Tuesday, July 5, 2011

The Particular Sadness of Lemon Cake



Aimee Bender
The Particular Sadness of Lemon Cake

Windmill Books, 2011

The story of Rosie Edelstein and her family begins when the girl at the age of nine opens a possibility to feel during the meal the feelings and emotions of a person who prepared the food. Throughout the novel we will go the way with Rosie aged nine to twenty-two years old Rosie.

An unexpected gift (or vice versa, the curse) appears when Rosie eats a piece of lemon cake, prepared by her mother. In the cake the girl feels emptiness and desire to be loved. Rosie's mother works in the office, but after a while finds a job in the studio for the production of designer furniture. Rosie's father is a decent family man. A favorite in the family is brother of Rosie, Joseph. Joseph is a good student, steeped in science, but he speaks almost no one, he does not have friends, sometimes even the mother has to ask him to go for a walk.

Rosie is initially discouraged by her new feelings; she can not understand what it is.
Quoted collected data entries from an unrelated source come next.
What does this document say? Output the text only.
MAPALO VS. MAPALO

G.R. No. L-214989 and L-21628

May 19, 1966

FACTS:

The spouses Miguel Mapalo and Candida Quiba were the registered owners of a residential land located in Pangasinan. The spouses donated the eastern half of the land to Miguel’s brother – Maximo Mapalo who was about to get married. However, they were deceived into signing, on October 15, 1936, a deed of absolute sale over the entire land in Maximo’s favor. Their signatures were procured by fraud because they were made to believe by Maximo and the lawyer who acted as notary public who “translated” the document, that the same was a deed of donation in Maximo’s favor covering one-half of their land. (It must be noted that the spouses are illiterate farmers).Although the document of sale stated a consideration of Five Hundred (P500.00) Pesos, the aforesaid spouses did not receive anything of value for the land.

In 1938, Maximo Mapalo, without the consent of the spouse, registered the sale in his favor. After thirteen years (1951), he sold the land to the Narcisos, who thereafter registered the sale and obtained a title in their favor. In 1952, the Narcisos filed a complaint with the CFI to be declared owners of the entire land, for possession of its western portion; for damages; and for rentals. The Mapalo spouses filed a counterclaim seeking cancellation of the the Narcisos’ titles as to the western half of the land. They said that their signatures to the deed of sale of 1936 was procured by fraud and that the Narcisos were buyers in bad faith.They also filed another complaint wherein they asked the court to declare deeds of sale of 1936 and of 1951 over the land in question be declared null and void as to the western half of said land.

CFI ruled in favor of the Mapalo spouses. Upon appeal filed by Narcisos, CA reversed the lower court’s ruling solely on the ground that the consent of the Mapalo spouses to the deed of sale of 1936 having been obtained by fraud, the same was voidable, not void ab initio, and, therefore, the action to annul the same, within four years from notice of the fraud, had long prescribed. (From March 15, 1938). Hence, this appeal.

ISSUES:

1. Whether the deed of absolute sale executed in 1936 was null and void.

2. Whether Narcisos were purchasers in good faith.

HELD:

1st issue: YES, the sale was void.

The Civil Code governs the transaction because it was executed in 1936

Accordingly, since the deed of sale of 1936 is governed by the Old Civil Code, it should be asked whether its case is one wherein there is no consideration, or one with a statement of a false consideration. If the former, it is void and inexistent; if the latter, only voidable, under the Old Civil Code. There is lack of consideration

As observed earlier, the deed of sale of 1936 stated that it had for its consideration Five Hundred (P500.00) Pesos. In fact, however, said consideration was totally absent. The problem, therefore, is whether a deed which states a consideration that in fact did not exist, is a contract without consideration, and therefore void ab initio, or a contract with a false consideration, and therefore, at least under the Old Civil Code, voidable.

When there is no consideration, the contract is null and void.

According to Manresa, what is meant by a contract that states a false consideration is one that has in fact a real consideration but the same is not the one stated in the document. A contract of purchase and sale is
Food becomes her uncomfortable. The girl tries to explain something to the parents - something wrong with the food - but they blamed on the strangeness of her imagination. Rosie also explaines about the gift to best (and only) friend of Joseph George and George promises to help her.
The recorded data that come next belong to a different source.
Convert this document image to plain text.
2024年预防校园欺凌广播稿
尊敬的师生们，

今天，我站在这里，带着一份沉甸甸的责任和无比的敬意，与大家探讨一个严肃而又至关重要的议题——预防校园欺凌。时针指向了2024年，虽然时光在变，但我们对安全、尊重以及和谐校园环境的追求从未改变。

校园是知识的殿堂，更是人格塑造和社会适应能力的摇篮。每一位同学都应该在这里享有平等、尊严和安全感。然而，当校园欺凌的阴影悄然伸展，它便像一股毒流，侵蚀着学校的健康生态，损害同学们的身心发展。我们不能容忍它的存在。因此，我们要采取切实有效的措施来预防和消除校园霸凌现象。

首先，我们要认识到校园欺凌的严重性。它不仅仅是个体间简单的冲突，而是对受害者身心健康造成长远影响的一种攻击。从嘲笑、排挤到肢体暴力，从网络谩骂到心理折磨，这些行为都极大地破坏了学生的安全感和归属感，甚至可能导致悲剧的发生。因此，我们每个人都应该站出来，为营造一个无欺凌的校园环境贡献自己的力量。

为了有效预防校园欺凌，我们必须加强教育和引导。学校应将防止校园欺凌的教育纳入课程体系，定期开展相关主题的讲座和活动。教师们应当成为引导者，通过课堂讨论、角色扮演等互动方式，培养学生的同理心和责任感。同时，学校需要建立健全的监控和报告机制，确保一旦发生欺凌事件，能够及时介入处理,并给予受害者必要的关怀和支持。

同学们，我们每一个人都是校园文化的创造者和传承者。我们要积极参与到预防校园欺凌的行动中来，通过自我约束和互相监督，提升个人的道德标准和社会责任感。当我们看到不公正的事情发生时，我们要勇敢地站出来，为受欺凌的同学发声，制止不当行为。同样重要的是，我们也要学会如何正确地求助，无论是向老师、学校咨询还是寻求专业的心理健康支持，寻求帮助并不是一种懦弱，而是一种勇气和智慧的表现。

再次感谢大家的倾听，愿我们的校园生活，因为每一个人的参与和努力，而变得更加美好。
This is a family story with elements of fantasy, fairy tale and satire on modern society leaves a pleasant aftertaste. Fantastic premise - an opportunity to feel the feelings of the people through food - in general is small and not too original, but the whole story is written so deeply, and the plot is built almost perfectly that delight quickens your breath. The book is successful because of unique style of the author, who managed to create a volumetric image of Rosie. The girl sees the world with naïve look, uncomplicated with adult problems and prejudices. Suddenly awakened gift plunges Rosie into the world of before unknown feelings and emotions. It’s interesting as the way a child sees her family from within, as the daughter notices the characters of their parents, as it reasonably relates to family problems - the gift of a great deal had taught her. «The Particular Sadness of Lemon Cake» is also a book in a special genre called "freak family." Here is the ability of each family member, but not all of them open in their entirety. Rosie's grandfather knew people through the smells - and walked with a clothespin on his nose. Rosie's father had never been in the hospital, because he's afraid to go there: his gift has something to do with medicine, but the father does not want his ability to open. Joseph literally merges with the furniture and has gone forever from this world.
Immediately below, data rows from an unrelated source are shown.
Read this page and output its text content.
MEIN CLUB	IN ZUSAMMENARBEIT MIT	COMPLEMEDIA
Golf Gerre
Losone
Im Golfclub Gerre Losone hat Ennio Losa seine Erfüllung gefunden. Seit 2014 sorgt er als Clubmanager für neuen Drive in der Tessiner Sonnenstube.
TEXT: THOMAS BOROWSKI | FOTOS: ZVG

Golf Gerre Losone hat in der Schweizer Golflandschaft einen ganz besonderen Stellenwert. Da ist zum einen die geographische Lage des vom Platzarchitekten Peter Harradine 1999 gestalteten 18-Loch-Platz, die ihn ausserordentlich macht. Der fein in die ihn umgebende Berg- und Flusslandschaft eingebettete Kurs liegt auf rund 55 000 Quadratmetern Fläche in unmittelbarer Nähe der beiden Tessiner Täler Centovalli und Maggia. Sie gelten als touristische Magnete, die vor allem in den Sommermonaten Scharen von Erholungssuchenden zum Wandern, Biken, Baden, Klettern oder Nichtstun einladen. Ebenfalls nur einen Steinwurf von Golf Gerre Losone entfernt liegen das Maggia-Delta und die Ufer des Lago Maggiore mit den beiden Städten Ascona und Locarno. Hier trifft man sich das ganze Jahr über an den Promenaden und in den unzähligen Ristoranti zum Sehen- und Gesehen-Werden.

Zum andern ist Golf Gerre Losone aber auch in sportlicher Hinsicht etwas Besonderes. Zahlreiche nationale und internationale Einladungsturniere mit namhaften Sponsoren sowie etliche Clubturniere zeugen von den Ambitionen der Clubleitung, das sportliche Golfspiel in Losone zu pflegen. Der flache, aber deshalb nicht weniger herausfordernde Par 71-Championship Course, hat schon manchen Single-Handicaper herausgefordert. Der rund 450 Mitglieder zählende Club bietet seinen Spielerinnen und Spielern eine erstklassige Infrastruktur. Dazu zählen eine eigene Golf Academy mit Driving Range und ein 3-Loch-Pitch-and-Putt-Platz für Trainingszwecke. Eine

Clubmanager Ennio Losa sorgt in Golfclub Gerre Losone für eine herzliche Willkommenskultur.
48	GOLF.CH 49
Bender saturated her novel with feelings, so it is impossible to remain indifferent to Rosie and her family. In the second half of the book, however, the gift of Rosie goes by the wayside, and even looks like excess. Bender concludes that even feelings in the world today will eventually be expressed in material goods. People are so baked onto the world of things that, if some kind of strange things appear, it knocks them out of the material world, they are lost and do not know how to behave. For example, Rosie's father is afraid to open his gift, because a gift can prevent him from working and earning money. Rosie's mother does not receive warmth and love in the family, and she more and more time spends creating things.

It's really sad book, you’re feeling like you’ve eaten a piece of lemon cake, cooked by Rosie’s mother.